We’re heading up the path along the Cascade River, where the root beer-colored river drops in a series of spectacular cascades just a few hundred yards before it empties into Lake Superior.

“Remember when you were so impressed with me that I could make a fire in the woods in the pouring rain?”

“I do. I couldn’t believe it.

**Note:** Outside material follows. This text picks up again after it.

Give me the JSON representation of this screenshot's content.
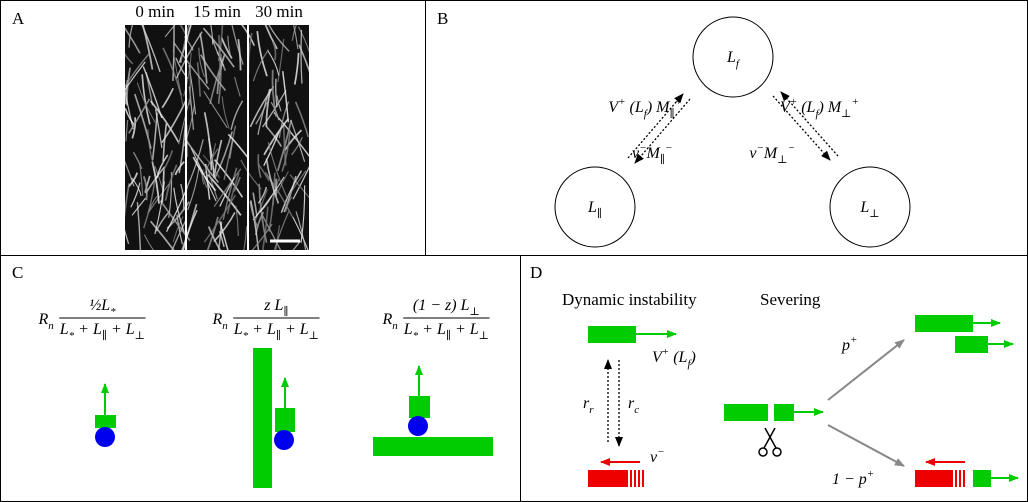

Those were the best hot dogs I ever tasted.”

I’m pleased and imagine that now, thirty years after we hiked this trail as newly in love, she’s still impressed.

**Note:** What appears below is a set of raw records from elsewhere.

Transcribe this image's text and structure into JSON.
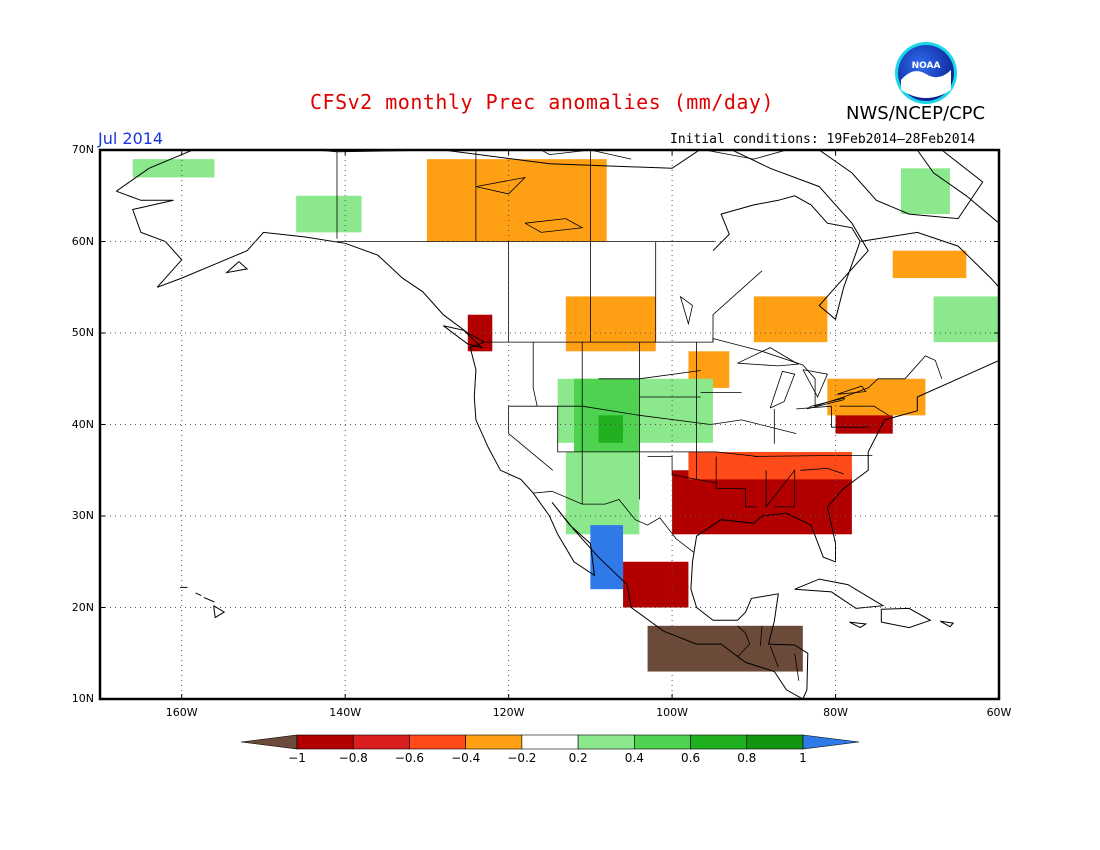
{
  "header": {
    "title": "CFSv2 monthly Prec anomalies (mm/day)",
    "agency": "NWS/NCEP/CPC",
    "month": "Jul 2014",
    "initial_conditions": "Initial conditions: 19Feb2014–28Feb2014"
  },
  "logo": {
    "text": "NOAA",
    "icon": "noaa-logo-icon"
  },
  "axes": {
    "lat_labels": [
      "70N",
      "60N",
      "50N",
      "40N",
      "30N",
      "20N",
      "10N"
    ],
    "lon_labels": [
      "160W",
      "140W",
      "120W",
      "100W",
      "80W",
      "60W"
    ]
  },
  "colorbar": {
    "labels": [
      "−1",
      "−0.8",
      "−0.6",
      "−0.4",
      "−0.2",
      "0.2",
      "0.4",
      "0.6",
      "0.8",
      "1"
    ],
    "colors": [
      "#6b4a3a",
      "#b20000",
      "#d81e1e",
      "#ff4a1a",
      "#ff9f14",
      "#ffffff",
      "#8ce88c",
      "#4fd24f",
      "#20b020",
      "#129612",
      "#2f7ae8"
    ]
  },
  "map": {
    "domain": {
      "lon": [
        -170,
        -60
      ],
      "lat": [
        10,
        70
      ]
    },
    "background": "#ffffff",
    "grid": "dotted",
    "anomaly_regions": [
      {
        "category": "dry-strong",
        "lon": [
          -98,
          -83
        ],
        "lat": [
          29,
          34
        ],
        "color": "#6b4a3a"
      },
      {
        "category": "dry-strong",
        "lon": [
          -103,
          -84
        ],
        "lat": [
          13,
          18
        ],
        "color": "#6b4a3a"
      },
      {
        "category": "dry",
        "lon": [
          -100,
          -78
        ],
        "lat": [
          28,
          35
        ],
        "color": "#b20000"
      },
      {
        "category": "dry",
        "lon": [
          -80,
          -73
        ],
        "lat": [
          39,
          42
        ],
        "color": "#b20000"
      },
      {
        "category": "dry",
        "lon": [
          -106,
          -98
        ],
        "lat": [
          20,
          25
        ],
        "color": "#b20000"
      },
      {
        "category": "dry",
        "lon": [
          -112,
          -109
        ],
        "lat": [
          50,
          53
        ],
        "color": "#d81e1e"
      },
      {
        "category": "dry",
        "lon": [
          -125,
          -122
        ],
        "lat": [
          48,
          52
        ],
        "color": "#b20000"
      },
      {
        "category": "dry-moderate",
        "lon": [
          -98,
          -78
        ],
        "lat": [
          34,
          37
        ],
        "color": "#ff4a1a"
      },
      {
        "category": "dry-light",
        "lon": [
          -130,
          -108
        ],
        "lat": [
          60,
          69
        ],
        "color": "#ff9f14"
      },
      {
        "category": "dry-light",
        "lon": [
          -113,
          -102
        ],
        "lat": [
          48,
          54
        ],
        "color": "#ff9f14"
      },
      {
        "category": "dry-light",
        "lon": [
          -90,
          -81
        ],
        "lat": [
          49,
          54
        ],
        "color": "#ff9f14"
      },
      {
        "category": "dry-light",
        "lon": [
          -98,
          -93
        ],
        "lat": [
          44,
          48
        ],
        "color": "#ff9f14"
      },
      {
        "category": "dry-light",
        "lon": [
          -81,
          -69
        ],
        "lat": [
          41,
          45
        ],
        "color": "#ff9f14"
      },
      {
        "category": "dry-light",
        "lon": [
          -73,
          -64
        ],
        "lat": [
          56,
          59
        ],
        "color": "#ff9f14"
      },
      {
        "category": "wet-light",
        "lon": [
          -114,
          -95
        ],
        "lat": [
          38,
          45
        ],
        "color": "#8ce88c"
      },
      {
        "category": "wet-moderate",
        "lon": [
          -112,
          -104
        ],
        "lat": [
          37,
          45
        ],
        "color": "#4fd24f"
      },
      {
        "category": "wet-strong",
        "lon": [
          -109,
          -106
        ],
        "lat": [
          38,
          41
        ],
        "color": "#20b020"
      },
      {
        "category": "wet-light",
        "lon": [
          -113,
          -104
        ],
        "lat": [
          28,
          37
        ],
        "color": "#8ce88c"
      },
      {
        "category": "wet-extreme",
        "lon": [
          -110,
          -106
        ],
        "lat": [
          22,
          29
        ],
        "color": "#2f7ae8"
      },
      {
        "category": "wet-light",
        "lon": [
          -68,
          -60
        ],
        "lat": [
          49,
          54
        ],
        "color": "#8ce88c"
      },
      {
        "category": "wet-light",
        "lon": [
          -166,
          -156
        ],
        "lat": [
          67,
          69
        ],
        "color": "#8ce88c"
      },
      {
        "category": "wet-light",
        "lon": [
          -146,
          -138
        ],
        "lat": [
          61,
          65
        ],
        "color": "#8ce88c"
      },
      {
        "category": "wet-light",
        "lon": [
          -72,
          -66
        ],
        "lat": [
          63,
          68
        ],
        "color": "#8ce88c"
      }
    ]
  }
}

I’m snapping pictures of the two of them with the boiling cauldrons for backdrops.

I jokingly say to my daughter, “Hey, let me get a picture of you walking across that log over the river.” My wife recoils in sincere horror at my suggestion and suddenly I’m 10 years old, climbing a tree in the woods behind our house, delighting in my ability to freak out my mother by climbing way higher than she’s comfortable with.

I don’t do anything dangerous but I know exactly how and where to climb so that it appears to my wife that it’s dangerous. She keeps expressing concern and eventually goes over her edge when she thinks I’m encouraging my daughter to climb in dangerous areas. She slumps down on a rock and tears well up in her eyes. “This isn’t fun for me. It’s not how I want to spend the day. I want to go back to the car.”

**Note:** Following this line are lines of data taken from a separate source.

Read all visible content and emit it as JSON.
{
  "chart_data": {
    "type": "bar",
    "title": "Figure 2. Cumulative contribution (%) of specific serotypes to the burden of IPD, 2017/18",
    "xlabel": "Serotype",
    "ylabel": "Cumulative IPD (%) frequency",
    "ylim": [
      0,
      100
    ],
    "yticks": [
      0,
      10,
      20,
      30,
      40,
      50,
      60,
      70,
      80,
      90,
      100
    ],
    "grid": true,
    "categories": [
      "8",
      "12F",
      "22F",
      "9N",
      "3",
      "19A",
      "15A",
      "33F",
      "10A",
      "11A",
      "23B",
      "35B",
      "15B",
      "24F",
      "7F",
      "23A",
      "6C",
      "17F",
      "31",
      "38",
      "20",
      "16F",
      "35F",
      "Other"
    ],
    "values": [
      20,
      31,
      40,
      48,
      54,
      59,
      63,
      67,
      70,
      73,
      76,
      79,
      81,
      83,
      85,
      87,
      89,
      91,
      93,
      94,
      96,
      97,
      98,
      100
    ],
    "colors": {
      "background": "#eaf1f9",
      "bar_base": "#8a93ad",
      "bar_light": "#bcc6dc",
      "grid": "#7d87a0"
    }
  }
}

The full awareness of what I was doing and the cycle we got caught in now hits me and I figure we’re now in the Land of the Fucked for a while. I know we both we’re dancing but I took the lead and so I’m disgusted with myself. Sonofabitch, you’d think after all these years, I’d be a little more mature than this. I wonder if the rest of this little hike is going to be quietly tense between us, and it occurs to me to say a little — I don’t know — a prayer, I suppose. “Help me see what I could do to turn this sucker around.”

“I’m really sorry. I got caught up in an old pattern and didn’t realize it. I won’t do that anymore.” It’s all I can think of. And then I just shut up and wait, sitting close, stroking the pant leg on her jeans. She relaxes after a few minutes and we move on.

The river flattens out as we head upstream. My wife and I find a place to sit and poke at the weird little worms clinging to the rocks under the water while my daughter wisely gets some distance from us. In a few minutes, she’s hopping from boulder to boulder in the river, looking for a way to make it all the way across in the icey but shallow rapids. I grab my camera to document the attempt, with an eye on my wife to see if she’s worried.


“I like doing that kind of stuff” my daughter says to me after successfully completing her over-and-back crossing. “A little scary but not really dangerous.” She’s wearing a big pleased-with-myself grin, and my wife gives her a high-five smile. And then one for me, too.

Wise kid, I think. Hope some of that rubs off on your ol’ man.

* Land of the Fucked – one of many great lines in Anne Lamott’s book Traveling Mercies: Some thoughts on Faith.